CRISPR-Cas immune systems are widespread in bacteria and archaea, but not ubiquitous. Previous work has demonstrated that CRISPR immunity is associated with an infection-induced fitness cost, which may help explain the patchy distribution observed. However, the mechanistic basis of this cost has remained unclear. Using Pseudomonas aeruginosa PA14 and its phage DMS3vir as a model, we perform a 30-day evolution experiment under phage mediated selection. We demonstrate that although CRISPR is initially selected for, bacteria carrying mutations in the phage receptor rapidly invade the population following subsequent reinfections. We then test three potential mechanisms for the observed cost of CRISPR: (1) autoimmunity from the acquisition of self-targeting spacers, (2) immunopathology or energetic costs from increased cas gene expression and (3) toxicity caused by phage gene expression prior to CRISPR-mediated cleavage. We find that phages can express genes before the immune system clears the infection and that expression of these genes can have a negative effect on host fitness.
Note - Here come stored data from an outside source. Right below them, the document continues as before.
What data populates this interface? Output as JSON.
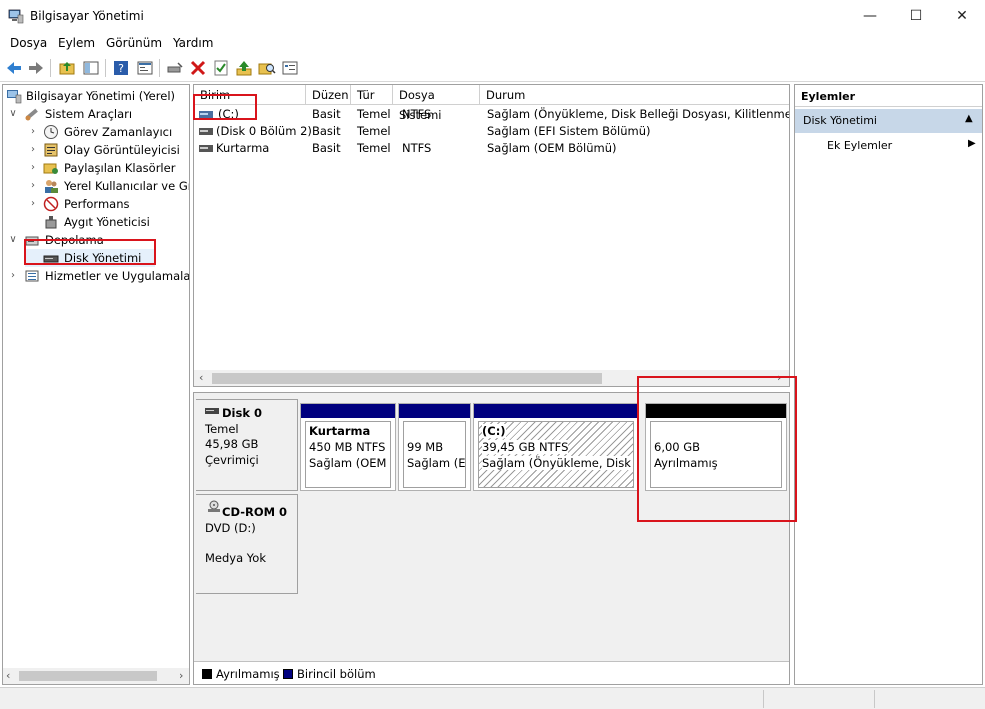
{
  "window": {
    "title": "Bilgisayar Yönetimi"
  },
  "menu": [
    "Dosya",
    "Eylem",
    "Görünüm",
    "Yardım"
  ],
  "tree": {
    "root": "Bilgisayar Yönetimi (Yerel)",
    "system_tools": "Sistem Araçları",
    "task_scheduler": "Görev Zamanlayıcı",
    "event_viewer": "Olay Görüntüleyicisi",
    "shared_folders": "Paylaşılan Klasörler",
    "local_users": "Yerel Kullanıcılar ve Gru",
    "performance": "Performans",
    "device_manager": "Aygıt Yöneticisi",
    "storage": "Depolama",
    "disk_management": "Disk Yönetimi",
    "services": "Hizmetler ve Uygulamalar"
  },
  "volumes": {
    "headers": [
      "Birim",
      "Düzen",
      "Tür",
      "Dosya Sistemi",
      "Durum"
    ],
    "rows": [
      {
        "name": "(C:)",
        "layout": "Basit",
        "type": "Temel",
        "fs": "NTFS",
        "status": "Sağlam (Önyükleme, Disk Belleği Dosyası, Kilitlenme Bilgi:"
      },
      {
        "name": "(Disk 0 Bölüm 2)",
        "layout": "Basit",
        "type": "Temel",
        "fs": "",
        "status": "Sağlam (EFI Sistem Bölümü)"
      },
      {
        "name": "Kurtarma",
        "layout": "Basit",
        "type": "Temel",
        "fs": "NTFS",
        "status": "Sağlam (OEM Bölümü)"
      }
    ]
  },
  "disk0": {
    "name": "Disk 0",
    "type": "Temel",
    "size": "45,98 GB",
    "state": "Çevrimiçi",
    "partitions": [
      {
        "name": "Kurtarma",
        "size": "450 MB NTFS",
        "status": "Sağlam (OEM B"
      },
      {
        "name": "",
        "size": "99 MB",
        "status": "Sağlam (EF"
      },
      {
        "name": "(C:)",
        "size": "39,45 GB NTFS",
        "status": "Sağlam (Önyükleme, Disk Bell"
      },
      {
        "name": "",
        "size": "6,00 GB",
        "status": "Ayrılmamış"
      }
    ]
  },
  "cdrom0": {
    "name": "CD-ROM 0",
    "drive": "DVD (D:)",
    "state": "Medya Yok"
  },
  "legend": {
    "unallocated": "Ayrılmamış",
    "primary": "Birincil bölüm"
  },
  "actions": {
    "title": "Eylemler",
    "section": "Disk Yönetimi",
    "more": "Ek Eylemler"
  },
  "colors": {
    "primary": "#00007f",
    "unallocated": "#000000",
    "selection": "#c7d7e8",
    "highlight": "#d9141c"
  }
}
While infection does not lead to increased expression of cas genes, it does cause differential expression of multiple other host processes that may further contribute to the cost of CRISPR immunity. In contrast, we found little support for infection-induced autoimmunological and immunopathological effects. Phage gene expression prior to cleavage of the genome by the CRISPR-Cas immune system is therefore the most parsimonious explanation for the observed phage-induced fitness cost.

CRISPR-Cas 免疫系统广泛存在于细菌和古生菌中，但并非无处不在。先前的研究表明，CRISPR 免疫与感染引起的适应度成本有关，这可能有助于解释观察到的斑块分布。然而，这种成本的机制基础仍不清楚。使用铜绿假单胞菌PA14及其噬菌体DMS3vir作为模型，我们在噬菌体介导的选择下进行了30天的进化实验。我们证明，尽管最初选择了 CRISPR，但携带噬菌体受体突变的细菌在随后的再感染后迅速侵入种群。然后，我们测试了观察到的 CRISPR 成本的三种潜在机制：(1) 获得自靶向间隔物产生的自身免疫，(2) cas基因表达增加导致的免疫病理学或能量成本，以及 (3) 噬菌体基因表达引起的毒性CRISPR介导的切割。我们发现噬菌体可以在免疫系统清除感染之前表达基因，并且这些基因的表达会对宿主的适应性产生负面影响。虽然感染不会导致表达增加cas基因，它确实会导致多个其他宿主过程的差异表达，这可能会进一步增加 CRISPR 免疫的成本。相比之下，我们几乎没有发现对感染诱导的自身免疫和免疫病理学影响的支持。因此，在 CRISPR-Cas 免疫系统切割基因组之前的噬菌体基因表达是对观察到的噬菌体诱导的适应性成本的最简单的解释。